In a letter to Geithner yesterday, Liddy agreed to restructure some of the payments. But Liddy said he had "grave concerns" about the impact on the firm's ability to retain talented staff "if employees believe that their compensation is subject to continued and arbitrary adjustment by the U.S. Treasury."

Lawyers at both the Treasury Department and AIG have concluded that the firm would risk a lawsuit if it scrapped the retention payments at the AIG Financial Products subsidiary, whose troublesome derivative trading nearly sank AIG. The company promised before the government started bailing out the firm in September that employees would be awarded more than $400 million in retention pay this year and next.

"I do not like these arrangements and find it distasteful and difficult to recommend to you that we must proceed with them," Liddy wrote.

At the same time, the company said in documents provided to the Treasury, any steps that encourage specialists at AIG Financial Products to leave could open the U.S. government to further risk because of the hazards still posed by the $1.6 trillion portfolio of complex derivatives those employees are working to dispose.

AIG's top seven executives, including Liddy, already agreed in November to forgo their bonuses through this year. Last week, AIG agreed to restructure bonuses for the next 43 highest ranking officers at the company, who are to receive half of their bonuses -- which total $9.6 million -- immediately, the administration official said. Another quarter of that would be disbursed on July 15 and the rest on Sept. 15. But these last two payments would depend on whether the company makes progress in restructuring its business and paying back taxpayers.

In addition, federal officials plan to recoup some of this bonus and retention pay in restructuring the company, an administration official said.

Officials at the Treasury Department and the Federal Reserve took over AIG in the fall, fearing one of the world's most successful conglomerates had grown so intertwined with the global economy that the firm's impending failure could have disastrous consequences.

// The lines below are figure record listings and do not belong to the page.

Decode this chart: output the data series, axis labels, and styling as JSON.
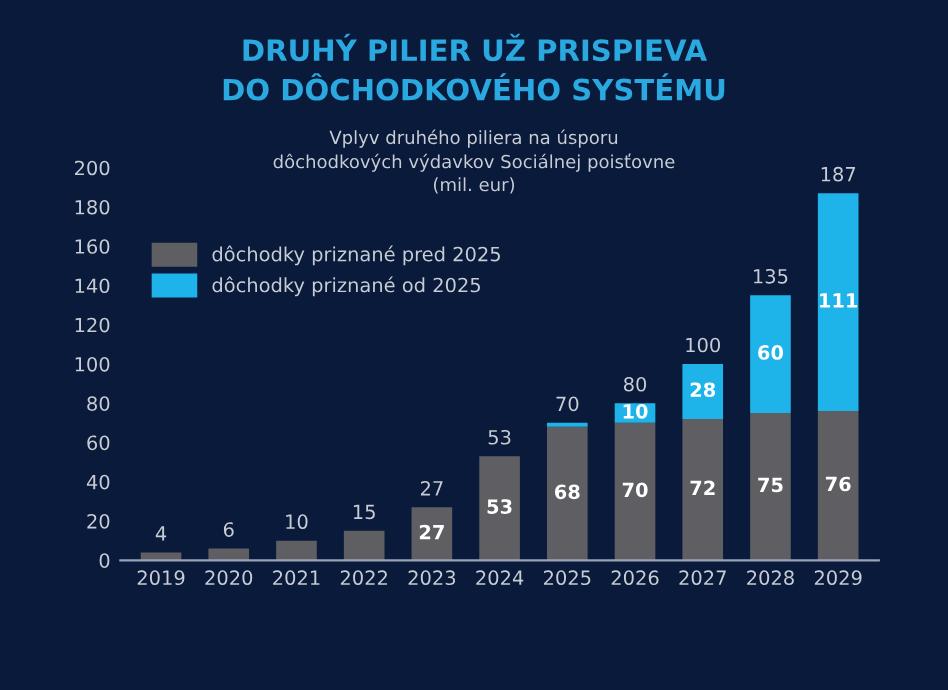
{
  "chart_data": {
    "type": "bar",
    "stacked": true,
    "title": "DRUHÝ PILIER UŽ PRISPIEVA\nDO DÔCHODKOVÉHO SYSTÉMU",
    "subtitle": "Vplyv druhého piliera na úsporu\ndôchodkových výdavkov Sociálnej poisťovne\n(mil. eur)",
    "categories": [
      "2019",
      "2020",
      "2021",
      "2022",
      "2023",
      "2024",
      "2025",
      "2026",
      "2027",
      "2028",
      "2029"
    ],
    "series": [
      {
        "name": "dôchodky priznané pred 2025",
        "color": "#5f5f63",
        "values": [
          4,
          6,
          10,
          15,
          27,
          53,
          68,
          70,
          72,
          75,
          76
        ],
        "value_labels": [
          null,
          null,
          null,
          null,
          "27",
          "53",
          "68",
          "70",
          "72",
          "75",
          "76"
        ]
      },
      {
        "name": "dôchodky priznané od 2025",
        "color": "#1eb4ea",
        "values": [
          null,
          null,
          null,
          null,
          null,
          null,
          2,
          10,
          28,
          60,
          111
        ],
        "value_labels": [
          null,
          null,
          null,
          null,
          null,
          null,
          null,
          "10",
          "28",
          "60",
          "111"
        ]
      }
    ],
    "totals": [
      "4",
      "6",
      "10",
      "15",
      "27",
      "53",
      "70",
      "80",
      "100",
      "135",
      "187"
    ],
    "ylim": [
      0,
      200
    ],
    "yticks": [
      0,
      20,
      40,
      60,
      80,
      100,
      120,
      140,
      160,
      180,
      200
    ],
    "grid": false,
    "legend": "top left"
  }
}
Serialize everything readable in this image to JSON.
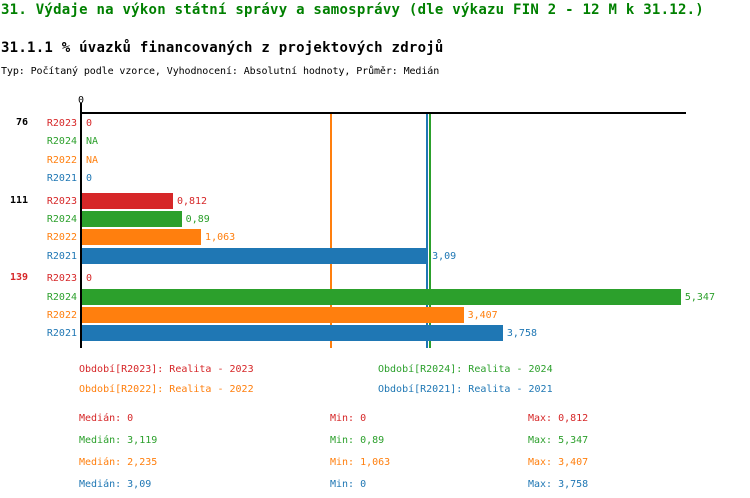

In return for the bailout, the government took an 80 percent ownership stake in the company. Liddy was recruited by former Treasury secretary Henry M. Paulson Jr. to run the company. Since then, the rescue package has ballooned. But both the Bush and Obama administrations have been reluctant to completely and explicitly nationalize the company, though this could have avoided the current flap over bonus payments, first reported by The Washington Post.